Market Musings
- Christian Armbruester
- 4 hours ago
- 1 min read

With many chip stocks up more than 100% this year, it should not have come as a complete surprise that there would be some profit taking. The bad news is that this was not the reason global equity markets were down 3% on Friday. “Looks like meat is back on the menu, boys!” (The Lord of the Rings, 2002), and the US fixed income markets are once again pricing in the possibility of higher interest rates in the not-so-distant future.
It is not like the writing has not been on the wall. Consumers have been facing higher prices for some time as energy costs remain elevated. Perhaps markets became complacent, comforted by the belief that inflation would once again prove transitory, or distracted by renewed enthusiasm for AI stocks and their mesmerizing performance. The reality is that global supply chains remain under pressure from geopolitical tensions, and it could take years before they normalise.

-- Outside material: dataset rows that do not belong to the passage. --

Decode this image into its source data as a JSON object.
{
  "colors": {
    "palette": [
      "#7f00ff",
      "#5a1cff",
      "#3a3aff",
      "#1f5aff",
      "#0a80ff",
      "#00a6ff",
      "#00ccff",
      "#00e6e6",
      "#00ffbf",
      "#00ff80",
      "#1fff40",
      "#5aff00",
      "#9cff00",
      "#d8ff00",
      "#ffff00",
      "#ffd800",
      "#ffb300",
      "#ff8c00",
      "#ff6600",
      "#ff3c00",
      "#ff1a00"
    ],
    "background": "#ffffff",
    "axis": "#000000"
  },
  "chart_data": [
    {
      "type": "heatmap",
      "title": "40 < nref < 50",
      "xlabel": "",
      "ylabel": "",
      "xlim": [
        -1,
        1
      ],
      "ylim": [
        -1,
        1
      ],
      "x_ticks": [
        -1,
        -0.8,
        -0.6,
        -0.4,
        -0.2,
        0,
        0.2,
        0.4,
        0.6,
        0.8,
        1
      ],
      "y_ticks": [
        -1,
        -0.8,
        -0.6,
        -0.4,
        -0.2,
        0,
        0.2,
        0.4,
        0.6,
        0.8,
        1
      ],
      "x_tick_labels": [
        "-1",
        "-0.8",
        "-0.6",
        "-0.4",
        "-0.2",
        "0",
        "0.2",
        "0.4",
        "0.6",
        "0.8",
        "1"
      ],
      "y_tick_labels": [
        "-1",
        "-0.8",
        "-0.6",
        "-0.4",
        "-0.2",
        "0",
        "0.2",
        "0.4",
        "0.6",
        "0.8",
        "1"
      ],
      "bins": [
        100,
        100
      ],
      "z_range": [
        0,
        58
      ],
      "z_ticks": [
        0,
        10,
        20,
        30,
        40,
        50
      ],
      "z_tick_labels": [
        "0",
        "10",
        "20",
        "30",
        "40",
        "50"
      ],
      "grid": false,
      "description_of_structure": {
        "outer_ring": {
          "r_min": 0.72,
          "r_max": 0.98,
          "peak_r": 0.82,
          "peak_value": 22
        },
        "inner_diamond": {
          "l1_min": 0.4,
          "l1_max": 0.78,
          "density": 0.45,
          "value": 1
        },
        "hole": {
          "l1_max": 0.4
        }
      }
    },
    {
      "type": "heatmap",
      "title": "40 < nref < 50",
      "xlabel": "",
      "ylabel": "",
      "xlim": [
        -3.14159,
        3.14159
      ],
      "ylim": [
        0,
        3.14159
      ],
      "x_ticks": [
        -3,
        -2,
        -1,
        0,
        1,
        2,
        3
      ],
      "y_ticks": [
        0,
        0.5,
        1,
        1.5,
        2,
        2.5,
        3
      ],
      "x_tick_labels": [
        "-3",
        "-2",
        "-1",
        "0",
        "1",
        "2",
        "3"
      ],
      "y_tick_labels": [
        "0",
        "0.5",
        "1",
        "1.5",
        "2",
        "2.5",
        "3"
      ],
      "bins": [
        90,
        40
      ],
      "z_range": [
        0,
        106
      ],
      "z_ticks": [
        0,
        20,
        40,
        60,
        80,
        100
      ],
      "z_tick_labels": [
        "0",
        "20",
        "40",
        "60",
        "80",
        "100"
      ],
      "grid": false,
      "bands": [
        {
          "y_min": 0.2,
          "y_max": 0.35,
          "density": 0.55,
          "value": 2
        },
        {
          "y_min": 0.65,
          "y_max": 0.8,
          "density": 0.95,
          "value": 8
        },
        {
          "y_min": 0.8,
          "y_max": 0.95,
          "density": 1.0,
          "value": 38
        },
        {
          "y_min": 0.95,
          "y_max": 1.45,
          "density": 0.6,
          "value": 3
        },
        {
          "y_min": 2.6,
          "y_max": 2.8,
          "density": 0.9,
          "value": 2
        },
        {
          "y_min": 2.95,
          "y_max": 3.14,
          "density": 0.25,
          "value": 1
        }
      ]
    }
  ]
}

Are there any signals from other parts of the market that might offer clues as to the direction of travel from here? Gold and silver fell again, with the latter now down more than 40% from its January high. So much for the safe haven argument. The dollar is stronger, but still within the recent trading range. The big surprise is that oil prices moved sharply lower on a day when Iran didn’t dominate the headlines. That seems to suggest investors are beginning to worry more about growth than inflation.